Revenons  sur notre  calcul  simpliste que j'avais  développé  au début.  Il faut opérer 100  anévrysmes de  l'aorte  abdominale pour  prévenir 14  morts par  rupture. En fait, puisque   14%  de  ces  anévrysmes rompus   sont  opérés  efficacement, ce  n'est  pas  14 ruptures, mais  12  ruptures que  nous  sauvons  par  une  chirurgie  prophylactique.  Nous devons  balancer  cette  prévention de la  rupture chez  12%  avec  la mortalité  opératoire (variable de  deux  à  six)  et  avec  cette   mortalité  tardive, réelle,  mais  bien  difficile à apprécier, et en tout  cas, dépendante du temps.


Au terme  de cette  revue  rapide  sur les risques  et les bénéfices  d'une  intervention et d'une  abstention chirurgicale sur les AAA, il me paraît  que l'évidence  est en faveur  de l'attitude  chirurgicale, au   moins   pour   les  techniques  conventionnelles ; pour   les techniques  endovasculaires, du temps  est encore nécessaire.  Cette évidence est fragile  et reste  tout  le temps  menacée. Que la mortalité opératoire  soit un peu plus élevée dans un groupe   de  patients qui,  par  la  taille   et  les  caractéristiques biologiques, n'a  pas  une histoire  naturelle aussi sombre,  et nous  verrons  les conclusions  se renverser, et devrons constater  qu'une  chirurgie de l'anévrysme, ouverte  ou endovasculaire, réalisée  de façon imparfaite sur une indication  posée à la hâte, s'est révélée être le mauvais choix.

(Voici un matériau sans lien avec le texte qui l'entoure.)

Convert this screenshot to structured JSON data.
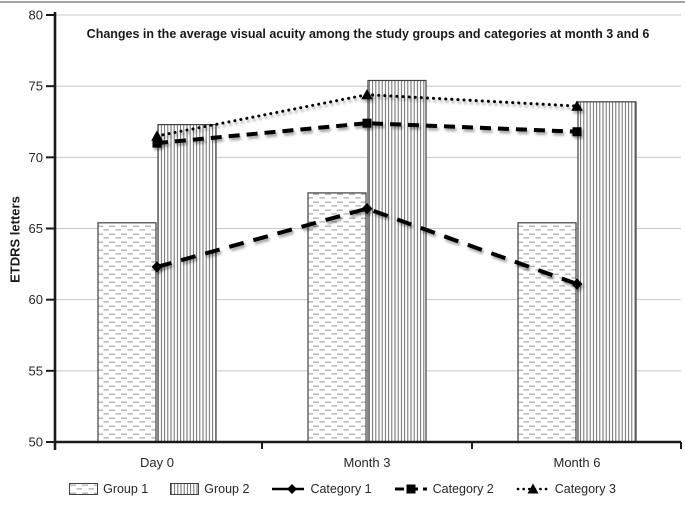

La chirurgie de l'anévrysme est-elle  basée sur l'évidence ? Je n'ai  pas pu apporter de réponse  péremptoire, mais j'ai voulu  simplement indiquer  l'importance du problème  et les  directions dans  lesquelles  nous  devons  travailler pour  pouvoir  dire  oui, la  chirurgie faite  dans  de telles  conditions  et  sur  des patients présentant de telles  caractéristiques s'impose à l'évidence  comme un traitement de choix.

Quelles sont les conditions  qui nous permettront de justifier notre choix ?

1.   Une exigence quant à l'optimisation du risque opératoire,

2. Une   exigence  dans   la   sélection  des   indications  opératoires  sur   les caractéristiques de taille et de croissance,

3.   La nécessité  de moduler  nos  indications morphométriques définies  en 2.

 en fonction :

 •    de l'importance des facteurs de risque pour l'athérosclérose  (tabac)
 

•    du caractère  familial

 
•    (hypothèse  à vérifier)  de l'utilisation de marqueurs  sériques appropriés.